Vis consilii expers mole mit sua! {*}7
{* Т. е. Сила без благоразумия сокрушается под собственною своею тяжестию.}
Ты прав, Господин П...! И что здравый твой американский рассудок предузнал, то 1812 год оправдал в полной мере. На Бородинском поле погребена мнимая непобедимость французов; в Кремле Бонька сложил с буйной головушки своей оскверненный им венец, а пятьсот тысяч разбойников его обрели погибель от роковой для всех врагов наших Москвы, о которой можно с Клавдианом сказать:8
Hanc urbem insano nullus qui Marte petivit
Laetatus violasse redit nec numina sedem
Destituent {*} - -
{* Никто из напавших на сей город безумною бранию не возвращается, радуясь, что осквернил оный. Боги не оставят обители своей.}
Не правда ли, друг мой, что сии Клавдиановы слова не столько Риму приличны, как Москве? - И в самом деле, кто из врагов, разорявших ее, мог веселиться ударами, ей нанесенными? - Татара? Они под пятою России. - Поляки? Участь их всем известна. - Французы? Им-то, кроме сбывшегося, я предвещаю годину, противу всех врагов наших ужаснейшую. Позволь мне на минуту быть пророком. Вот! Я уже стою на треножнике; власа на главе вздымаются, изменяется цвет в лице; присутствие божества теснит дух в груди моей. Deus! Ecce Deus? {Бог! Это Бог! (лат.).} - Послушай! Не пройдет целого века, и французская нация исчезнет. Политическое ее чудовищное бытие, несовместное с целостию общества человеческого, уже двадцать лет как обрекло ее уничтожению и довело все племена, все роды до такого противу нее раздражения, что погибель ее соделалась почти необходимою для общего спокойствия. Приговор: delenda Francia! {Истребить Францию.}9 во всех сердцах, если еще не у всех в устах; он исполнится, и тогда развратнейший изо всех народов представит собою ужасное позорище на театре мира.
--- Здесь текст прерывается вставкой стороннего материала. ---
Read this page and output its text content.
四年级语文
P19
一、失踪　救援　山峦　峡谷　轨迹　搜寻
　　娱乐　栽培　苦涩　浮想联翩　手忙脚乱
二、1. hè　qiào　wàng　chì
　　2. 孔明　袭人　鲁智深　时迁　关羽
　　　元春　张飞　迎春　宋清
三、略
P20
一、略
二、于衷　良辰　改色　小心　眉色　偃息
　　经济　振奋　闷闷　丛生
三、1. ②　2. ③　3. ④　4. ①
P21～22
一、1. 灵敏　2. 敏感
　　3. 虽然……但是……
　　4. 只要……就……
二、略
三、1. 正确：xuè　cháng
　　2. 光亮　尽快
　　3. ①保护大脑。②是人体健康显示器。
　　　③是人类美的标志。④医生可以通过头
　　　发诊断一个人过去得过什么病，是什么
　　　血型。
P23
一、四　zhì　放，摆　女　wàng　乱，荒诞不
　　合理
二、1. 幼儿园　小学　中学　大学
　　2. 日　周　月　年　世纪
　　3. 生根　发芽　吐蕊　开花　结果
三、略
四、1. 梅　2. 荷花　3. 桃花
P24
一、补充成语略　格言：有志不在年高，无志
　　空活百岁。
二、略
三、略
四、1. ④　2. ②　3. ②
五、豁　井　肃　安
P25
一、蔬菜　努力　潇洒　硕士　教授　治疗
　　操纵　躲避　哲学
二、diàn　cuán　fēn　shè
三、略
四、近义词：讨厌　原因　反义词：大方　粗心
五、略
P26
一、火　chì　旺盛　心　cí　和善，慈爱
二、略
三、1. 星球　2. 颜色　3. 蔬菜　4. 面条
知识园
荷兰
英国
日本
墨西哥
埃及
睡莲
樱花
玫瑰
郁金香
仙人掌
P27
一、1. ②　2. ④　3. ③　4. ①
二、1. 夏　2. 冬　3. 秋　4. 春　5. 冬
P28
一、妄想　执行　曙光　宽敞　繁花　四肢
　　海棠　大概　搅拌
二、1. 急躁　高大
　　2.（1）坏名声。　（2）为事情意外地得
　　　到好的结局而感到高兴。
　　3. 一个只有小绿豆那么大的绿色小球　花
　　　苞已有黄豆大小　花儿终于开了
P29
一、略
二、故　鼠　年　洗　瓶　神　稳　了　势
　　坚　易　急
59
Останки его, скитающиеся по свету, будут вопить, подобно Фезею в Вергилиевом аде:
Discite justitiam moniti et non tempere Divos! {*}10
{* Научитесь (смертные) творить правду и почитать Богов.}
- и докажут примером своим, что без веры общество человеческое, как бы оно сильно ни было, долго существовать не может. - Жиды, хотя и без Отечества, но имеют некоторое политическое существование: религия служит узлом, связующим бродящее их общество; французам же не предстоит и подобного сему жребия.
Одно им остается - быть особливым родом цыган: старые меняют лошадей, ворожат, пляшут; новые будут делать помаду, чепчики и учить - танцовать, но не языку своему, которому честь пройдет чрез сто лет даже и у нас. - Верь пророчеству моему, и прощай!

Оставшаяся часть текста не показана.